I don't know exactly when it hit me, I think being raised on video games and loving games definitely had something to do with it. Even before I really started listening to contemporary (90's) electronic music my ears would always gravitate towards the synthetic.
In that way it wasn't really a conscious thing for a long time. Once I started really getting into the electronic music world I was enamored by it. It seemed so new and so different from the onslaught of terrible 90's rock bands, and it always felt like, and in some ways still feels like there is the world of music, and the world of electronic music. It was a different place with it's own set of rules and I really liked that.
The Issues
In your own words "today, young Americans have very little to look forward to except endless war, endless debt, no social security..." Is it really all that bad over there?
It is and it isn't. America on the whole is still a great place to be, but the direction we're heading seems scary sometimes. I honestly don't know much about politics, and my feelings about what's happening here stem from what I see in the people I know.
People are broke, they're overworked, and they're not making as many financial commitments because it's barely worth it anymore. And as things get worse for the majority, our leaders continue to make decisions that reduce the quality of life for the average person, setting the divide even further. It just feels perverse now that schools still subliminally teach the virtues of getting married, owning a house, two cars and working at one job your whole life straight from education.
Because the reality seems more like you're told at a young age that you won't be happy or have a good quality of life unless you have these things. But, in order to get all those things, you have to put yourself so far in debt that your entire life, or at least a large portion of your healthiest years, is spent working only to pay back all the loans it took you to get there.
Do you have any solutions?
Pursue your own dreams, don't let outside forces influence that, and don't let fear of failure prevent you from following that pursuit because there is no end game, the real joy is in the chase itself.

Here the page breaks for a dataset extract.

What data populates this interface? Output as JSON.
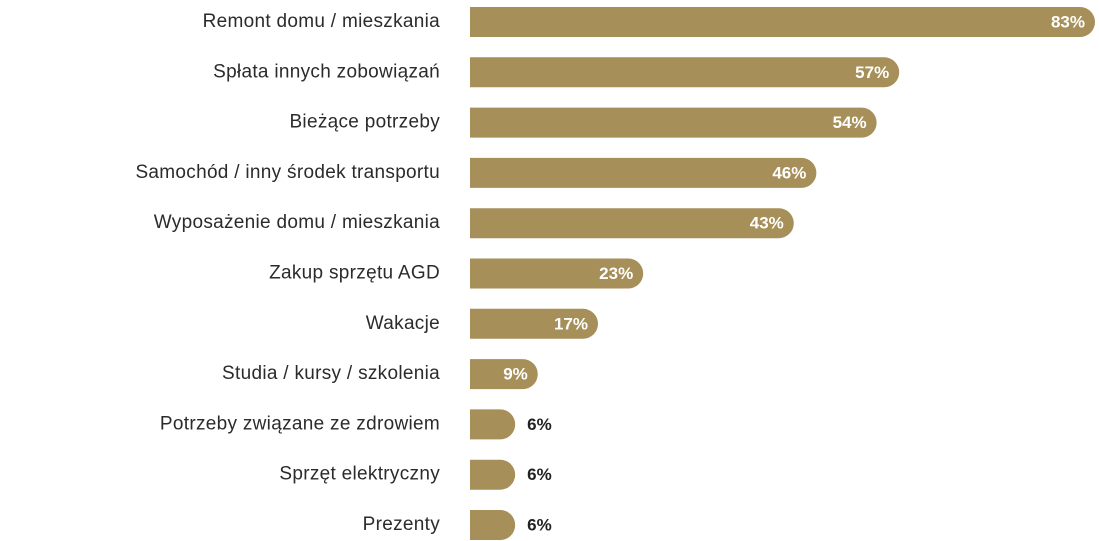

Now I know this sounds like I'm a talking motivational poster here, and I don't mean to go around giving half baked advice about how to 'succeed in life'.
But I can say from personal experience my entire life was miserable, confusing and frustrating before I decided to go after my statistically unrealistic dream of making music for a living. And I'm not famous, nor rich, and I wouldn't say I'm a success story worthy of a biography. But it doesn't matter because - I am doing exactly what I want to be doing.
Regarding your own experience of high school, was it more Ferris Bueller or Heathers?
Oh wow, uh... I can't say it was even close to either of those, I feel like it was closer to Gummo. I was fat and weird and unpopular. But for my junior and senior years of high school I went to a place dedicated to the arts; I opted for visual art. I would say that the school was like Fame, mixed with Hackers, albeit with an uglier cast.
You're also an artist, given the choice, or if the choice were forced upon you, would you prefer to make money from drawing or producing?
Producing. I could not pursue drawing for work because the dynamic between me and my drawings is one where I feel I'm almost at the whim of the pen and paper and not the other way around. I can sit down under pressure and produce songs and even handle the minutia of making computer music, but when it comes to drawing, I can't force myself.
Sitting down to draw is my vacation, it's my imagination land, it's my diary, and I've always avoided trying to harness that for money because I don't know what I would do if I didn't have that way to escape. So, make beats for work, draw for fun. That sounds just about right.